The Dutch manufacturing sector contracted at the fastest rate in eleven years in May, amid the coronavirus, or Covid-19, pandemic, survey results from IHS Markit showed on Tuesday.

The NEVI manufacturing Purchasing Managers' Index, or PMI, fell to 40.5 in May from 41.3 in April. Any reading below 50 indicates contraction in the sector. This was the lowest level since the global financial crisis in May 2009.

Output declined at the second-fastest pace in record in May, and new orders fell for the third straight month with the rate of reduction quickest on record.

The volume of new work from abroad decreased in May and the rate of reduction was the quickest in the series' more than twenty-year history.

The number of workforce was reduced in May, with the rate of decline the second quickest in nearly eleven years. The rate of backlogs of work depletion was the fastest seen over seven years.

The volume of input orders fell at the most marked rate since April 2009, and stocks of input declined for the first time since February and at the quickest pace for seven years.

On the price front, cost burden declined for the second month in a row with the rate of deflation quickest since April 2016, and average charges were reduced in May to improve sales and attract new business.

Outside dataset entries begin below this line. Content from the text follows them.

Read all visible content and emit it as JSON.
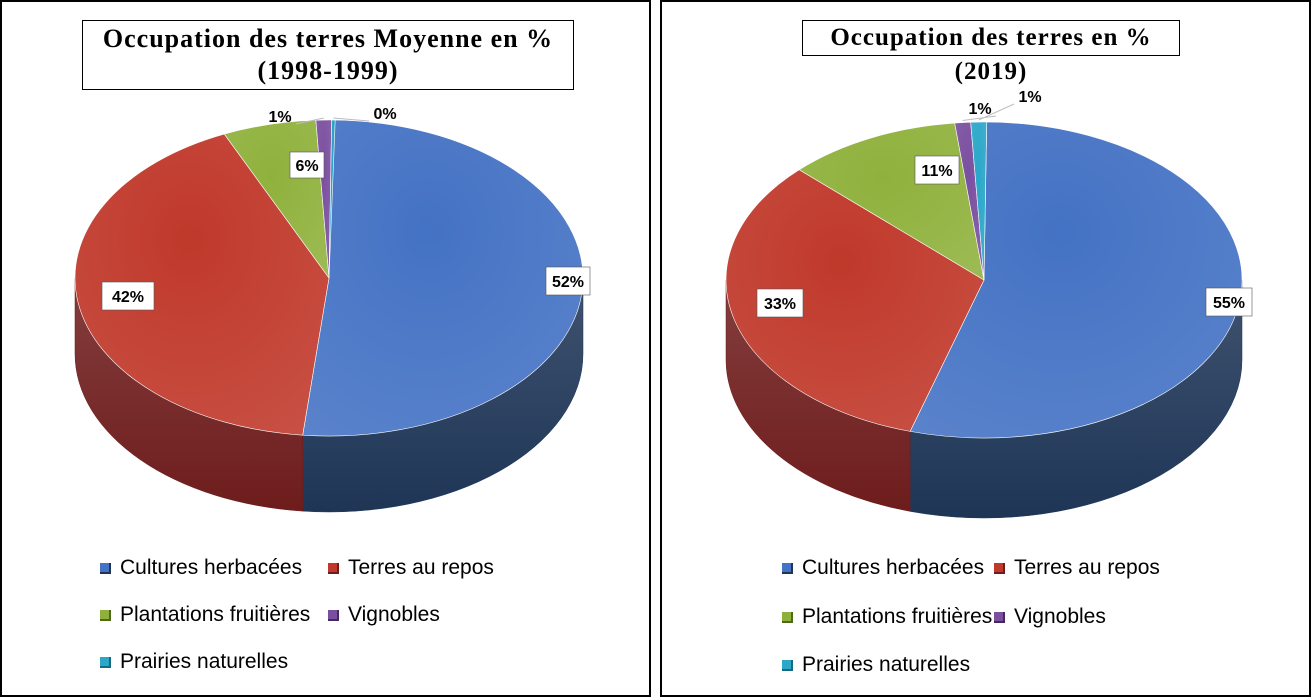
{
  "chart_data": [
    {
      "type": "pie",
      "title": "Occupation des terres Moyenne en % (1998-1999)",
      "categories": [
        "Cultures herbacées",
        "Terres au repos",
        "Plantations fruitières",
        "Vignobles",
        "Prairies naturelles"
      ],
      "values": [
        52,
        42,
        6,
        1,
        0
      ],
      "labels": [
        "52%",
        "42%",
        "6%",
        "1%",
        "0%"
      ],
      "legend_position": "bottom"
    },
    {
      "type": "pie",
      "title": "Occupation des terres  en % (2019)",
      "categories": [
        "Cultures herbacées",
        "Terres au repos",
        "Plantations fruitières",
        "Vignobles",
        "Prairies naturelles"
      ],
      "values": [
        55,
        33,
        11,
        1,
        1
      ],
      "labels": [
        "55%",
        "33%",
        "11%",
        "1%",
        "1%"
      ],
      "legend_position": "bottom"
    }
  ],
  "colors": [
    "#4472c4",
    "#c0392b",
    "#8fb13c",
    "#7b4fa0",
    "#2aa7c9"
  ],
  "side_colors": [
    "#1e3556",
    "#6e1c1c",
    "#4d6a1c",
    "#45285c",
    "#166a80"
  ]
}
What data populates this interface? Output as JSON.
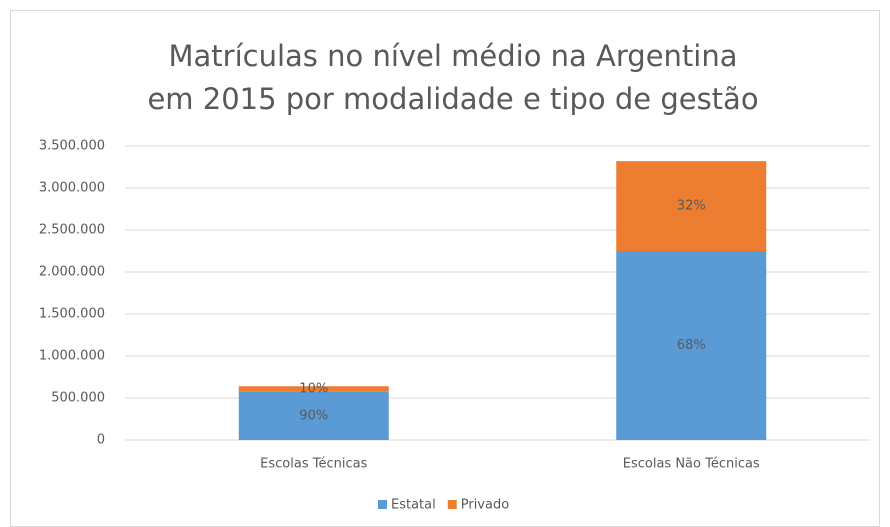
{
  "chart_data": {
    "type": "stacked_bar",
    "title": [
      "Matrículas no nível médio na Argentina",
      "em 2015 por modalidade e tipo de gestão"
    ],
    "categories": [
      "Escolas Técnicas",
      "Escolas Não Técnicas"
    ],
    "series": [
      {
        "name": "Estatal",
        "color": "#5b9bd5",
        "values": [
          576000,
          2250000
        ],
        "value_labels": [
          "90%",
          "68%"
        ]
      },
      {
        "name": "Privado",
        "color": "#ed7d31",
        "values": [
          64000,
          1070000
        ],
        "value_labels": [
          "10%",
          "32%"
        ]
      }
    ],
    "ylim": [
      0,
      3500000
    ],
    "yticks": [
      0,
      {
        "value": 500000,
        "label": "500.000"
      },
      {
        "value": 1000000,
        "label": "1.000.000"
      },
      {
        "value": 1500000,
        "label": "1.500.000"
      },
      {
        "value": 2000000,
        "label": "2.000.000"
      },
      {
        "value": 2500000,
        "label": "2.500.000"
      },
      {
        "value": 3000000,
        "label": "3.000.000"
      },
      {
        "value": 3500000,
        "label": "3.500.000"
      }
    ],
    "grid": true,
    "legend": "bottom"
  }
}
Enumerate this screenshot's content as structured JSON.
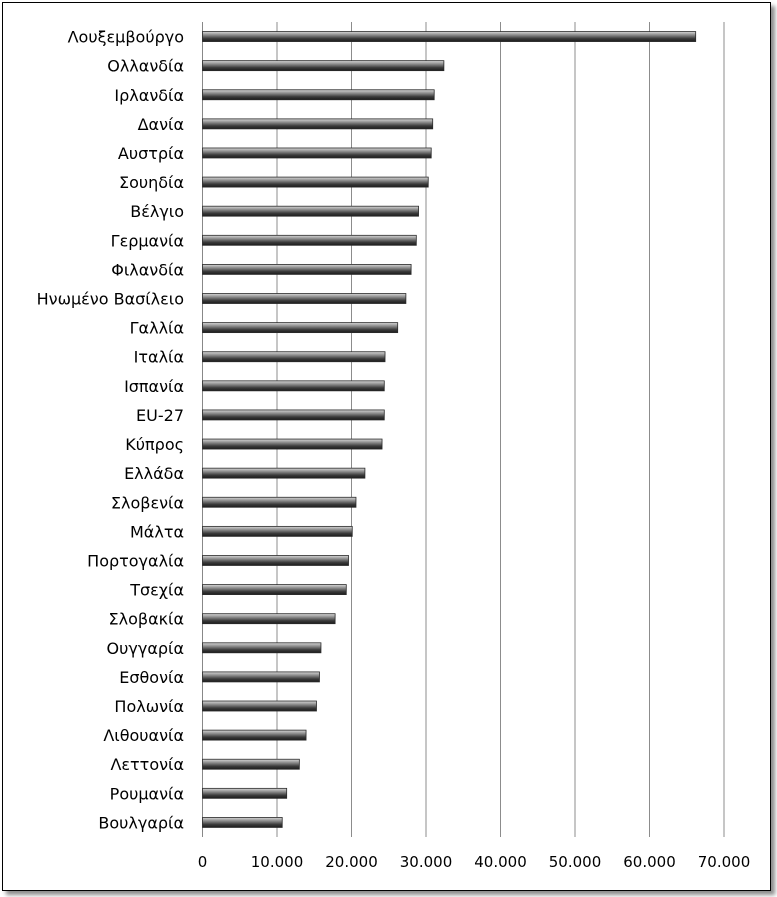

The 12-month outlook remained negative for second straight month in May as companies reported uncertainty related to the Covid-19 pandemic.

"Some companies, such as producers of packaging for consumer goods, will probably benefit from the easing of 'lockdowns', both domestically and abroad," Albert Jan Swart, manufacturing sector economist at ABN AMRO, said.

"However, demand for investment goods in particular is expected to remain sluggish in the short term."